Tres formidables puentes atravesaban el Río Atroz, valiosa fuente de agua dulce que rodeaba la ciudad casi por completo; sus nacientes se originaban en Altas Cumbres donde el río carecía de nombre, aquel primer tramo de su recorrido constituía un límite natural entre la selva y el resto de las regiones, a partir de ahí, se lo conocía como El Generoso, pues alimentaba y nutría todas las tierras que atravesaba, llenándolas de vitalidad y briosa energía; antes de desembocar en el mar, sus aguas se bifurcaban para transformarse en dos gigantescos brazos protectores que envolvían a Refugio del Mar y era precisamente en este tramo final de su recorrido, donde navegantes y sanguinarios habían perecido durante los permanentes conflictos originados a partir de La Llegada, de ahí lo sombrío de su nombre.
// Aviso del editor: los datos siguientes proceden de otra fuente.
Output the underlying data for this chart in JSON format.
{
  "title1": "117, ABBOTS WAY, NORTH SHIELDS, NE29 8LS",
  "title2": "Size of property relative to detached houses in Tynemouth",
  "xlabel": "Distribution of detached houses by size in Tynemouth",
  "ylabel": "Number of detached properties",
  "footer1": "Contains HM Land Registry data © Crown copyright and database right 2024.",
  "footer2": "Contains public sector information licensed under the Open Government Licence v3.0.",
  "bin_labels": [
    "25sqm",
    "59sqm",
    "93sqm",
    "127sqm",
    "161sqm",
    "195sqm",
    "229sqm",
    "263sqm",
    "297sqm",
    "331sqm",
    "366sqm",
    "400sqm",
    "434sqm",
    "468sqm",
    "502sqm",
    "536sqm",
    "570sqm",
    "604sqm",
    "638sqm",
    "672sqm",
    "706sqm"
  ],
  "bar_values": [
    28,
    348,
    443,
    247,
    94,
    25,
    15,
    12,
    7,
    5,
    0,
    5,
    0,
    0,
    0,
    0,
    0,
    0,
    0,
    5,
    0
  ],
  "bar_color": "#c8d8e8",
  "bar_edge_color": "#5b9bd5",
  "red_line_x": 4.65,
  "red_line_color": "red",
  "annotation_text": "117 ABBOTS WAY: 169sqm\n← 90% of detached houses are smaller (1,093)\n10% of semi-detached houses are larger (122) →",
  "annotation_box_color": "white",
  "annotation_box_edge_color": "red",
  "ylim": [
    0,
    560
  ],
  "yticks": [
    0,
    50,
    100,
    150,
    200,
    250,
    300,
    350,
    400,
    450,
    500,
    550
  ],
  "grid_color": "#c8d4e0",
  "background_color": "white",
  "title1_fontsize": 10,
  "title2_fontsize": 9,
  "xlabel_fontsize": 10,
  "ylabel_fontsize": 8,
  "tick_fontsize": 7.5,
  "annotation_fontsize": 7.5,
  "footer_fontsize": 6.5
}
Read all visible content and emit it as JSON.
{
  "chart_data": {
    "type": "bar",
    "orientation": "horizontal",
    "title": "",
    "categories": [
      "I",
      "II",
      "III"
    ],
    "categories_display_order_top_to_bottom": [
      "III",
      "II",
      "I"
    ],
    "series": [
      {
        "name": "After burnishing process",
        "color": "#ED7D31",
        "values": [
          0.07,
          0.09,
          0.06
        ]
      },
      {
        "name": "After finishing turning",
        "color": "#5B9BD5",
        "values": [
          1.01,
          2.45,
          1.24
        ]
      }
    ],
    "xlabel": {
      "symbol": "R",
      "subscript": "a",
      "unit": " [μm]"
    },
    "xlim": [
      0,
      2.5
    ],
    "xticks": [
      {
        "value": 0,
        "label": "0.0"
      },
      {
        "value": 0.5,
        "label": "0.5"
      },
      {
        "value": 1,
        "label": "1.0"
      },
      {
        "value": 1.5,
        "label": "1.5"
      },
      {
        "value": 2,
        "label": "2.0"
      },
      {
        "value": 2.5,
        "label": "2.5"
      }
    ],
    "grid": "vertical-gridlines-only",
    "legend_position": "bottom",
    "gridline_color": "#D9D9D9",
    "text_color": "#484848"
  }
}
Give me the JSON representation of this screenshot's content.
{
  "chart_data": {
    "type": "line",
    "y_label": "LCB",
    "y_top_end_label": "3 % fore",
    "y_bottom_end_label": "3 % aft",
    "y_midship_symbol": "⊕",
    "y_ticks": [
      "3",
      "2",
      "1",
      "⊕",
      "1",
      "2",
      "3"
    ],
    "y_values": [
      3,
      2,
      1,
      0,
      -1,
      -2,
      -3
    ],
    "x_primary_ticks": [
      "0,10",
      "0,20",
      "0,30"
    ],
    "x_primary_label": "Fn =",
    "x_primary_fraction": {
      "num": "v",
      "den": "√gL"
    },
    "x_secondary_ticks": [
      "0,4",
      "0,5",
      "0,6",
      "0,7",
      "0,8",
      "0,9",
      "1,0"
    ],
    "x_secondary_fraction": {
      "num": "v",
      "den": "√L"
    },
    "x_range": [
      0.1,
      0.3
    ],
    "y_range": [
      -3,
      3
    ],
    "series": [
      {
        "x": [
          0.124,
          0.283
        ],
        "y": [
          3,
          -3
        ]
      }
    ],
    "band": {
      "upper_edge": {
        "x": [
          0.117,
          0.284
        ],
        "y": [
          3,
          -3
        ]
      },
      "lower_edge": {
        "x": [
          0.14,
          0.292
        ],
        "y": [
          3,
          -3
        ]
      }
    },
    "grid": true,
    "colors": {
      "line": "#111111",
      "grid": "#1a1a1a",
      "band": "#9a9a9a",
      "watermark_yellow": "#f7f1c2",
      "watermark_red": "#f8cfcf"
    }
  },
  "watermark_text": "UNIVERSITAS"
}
El puente que comunicaba con los riscos, una formación natural de roca maciza, conducía a las instalaciones del Apartamiento, construcciones de piedra donde habían habitado antiguos clanes, devenido en cubiles de aislamiento para alojar (bajo supervisión de la Escolta del Mar) a los alborotadores del orden o a aquellos incumplidores de las nuevas leyes de La Conciliación; los dos puentes restantes eran magnificas construcciones de los primeros navegantes.

Según su región de origen y a medida que iban ingresando, las caravanas se conducían por algunos de estos accesos para dirigirse al marcado principal donde depositaban sus productos y mercancías, este proceso se realizaba durante toda la noche previa a las jornadas de intercambio; después de una exhaustiva evaluación de la mercadería, las familias recibían créditos plasmados en numerosas y diversas piezas de metal que solo tenían valor por esos días y en Refugio del Mar. Inútil resultaba conservarlas, pues para la próxima jornada de canjes, los metales cambiaban de forma y de color. Por lo general, todos los créditos alcanzaban para reabastecerse moderadamente y sin excesos.

Los integrantes de cada grupo familiar conciliado, incluso los que vivían en Refugio del Mar, dividían sus tareas para abarcar y conseguir la mayor cantidad de insumos: herramientas, ropa elaborada en la ciudad, calzados, alimentos primarios y eventualmente, alguna que otra reliquia sobreviviente de los tiempos de La Llegada. Muchos de los oficios fueron aprendidos y transmitidos en la ciudad: la fabricación y maleabilidad del vidrio, la herrería, los telares o el curtido de cueros de cabras y ovejas, pero ningún artesano había logrado igualar en calidad y belleza, aquéllos exquisitos productos que alguna vez habían arribado en los barcos desde el mar. Una mítica ola fantasma había arrasado estas tierras devorando todo cuanto quiso, llevándose muchas vidas y destruyendo casi toda edificación navegante. Extraordinarios y valiosos secretos se perdieron entre sus aguas, desde los trazados y conocimientos sobre construcción de grandes barcos y navíos hasta registros escritos de su historia y sus viajes. Los navegantes y terrinos sobrevivientes recomenzaron casi a ciegas y a tientas la restauración de las regiones, y así coexistieron como huérfanos recién nacidos que debieron aprender a establecer la cimentación de una nueva forma de vida.

—¡Hola vieja… alegras mi alma! –exclamó Kemmel, rodeó a su madre con sus brazos y la mantuvo apretada contra su pecho unos instantes–. ¡Te he extrañado, ma, y mucho…! ¿Cómo ha estado el camino?